Cowen explained that the logarithmic regression band is designed to gauge an asset's fair value using data that excludes speculative bubbles.
Cryptocurrency analyst and trader Josh Cowen has shared his analysis of the ETH/USD and ETH/BTC charts, suggesting that the former may still have some downside left while the latter has likely bottomed.
Cowen’s analysis is based on the logarithmic regression bands, which he uses to determine an asset’s fair value by excluding data that is influenced by speculative bubbles.

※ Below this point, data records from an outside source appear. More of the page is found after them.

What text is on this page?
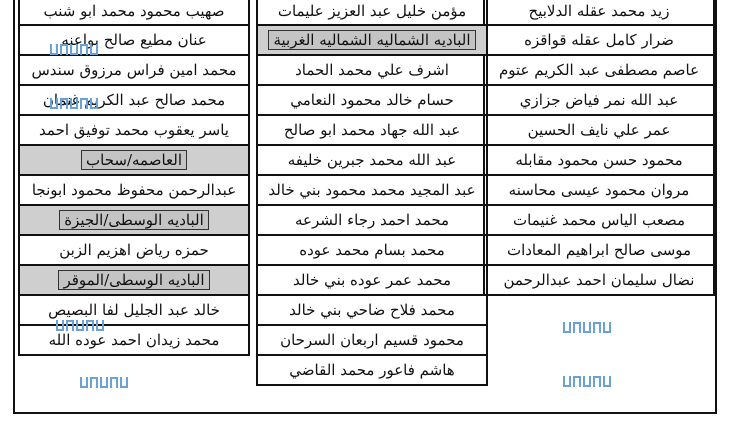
زيد محمد عقله الدلابيح
ضرار كامل عقله قواقزه
عاصم مصطفى عبد الكريم عتوم
عبد الله نمر فياض جزازي
عمر علي نايف الحسين
محمود حسن محمود مقابله
مروان محمود عيسى محاسنه
مصعب الياس محمد غنيمات
موسى صالح ابراهيم المعادات
نضال سليمان احمد عبدالرحمن
مؤمن خليل عبد العزيز عليمات
الباديه الشماليه الشماليه الغربية
اشرف علي محمد الحماد
حسام خالد محمود النعامي
عبد الله جهاد محمد ابو صالح
عبد الله محمد جبرين خليفه
عبد المجيد محمد محمود بني خالد
محمد احمد رجاء الشرعه
محمد بسام محمد عوده
محمد عمر عوده بني خالد
محمد فلاح ضاحي بني خالد
محمود قسيم اربعان السرحان
هاشم فاعور محمد القاضي
صهيب محمود محمد ابو شنب
عنان مطيع صالح بواعنه
محمد امين فراس مرزوق سندس
محمد صالح عبد الكريم غنمان
ياسر يعقوب محمد توفيق احمد
العاصمه/سحاب
عبدالرحمن محفوظ محمود ابونجا
الباديه الوسطى/الجيزة
حمزه رياض اهزيم الزبن
الباديه الوسطى/الموقر
خالد عبد الجليل لفا البصيص
محمد زيدان احمد عوده الله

According to his analysis, ETH/USD is still trading above these bands, indicating that it may be overvalued and could experience some further decline.
On the other hand, ETH/BTC has already reached these bands, suggesting that it may be fairly valued and could begin to appreciate from current levels.
“The logarithmic regression bands are designed to gauge an asset’s fair value using data that excludes speculative bubbles.
This pattern is repeating now as the Fed begins to cut rates, and ETH/USD is trending downwards, likely continuing into Q4.
However, while ETH/BTC bottomed in September 2019, ETH/USD continued to decline.
This time around, it’s possible that a market bottom for ETH/USD could be forming in Q4.”
Cowen also highlighted the significance of the ETH/BTC pair, noting that it bottomed before ETH/USD in the previous market cycle.
He observed that ETH/BTC reached a market bottom in September 2024, which aligns with the timeframe for the broader market bottom.
“Keep in mind that in 2019, ETH/BTC found its bottom before ETH/USD did.
That bottom occurred in September.
Interestingly, the current low for ETH/BTC is also in September 2024.
It might dip slightly lower, but I don’t expect a significant decline.
I can see it finding a bottom soon, bouncing back, and potentially rising in 2025.”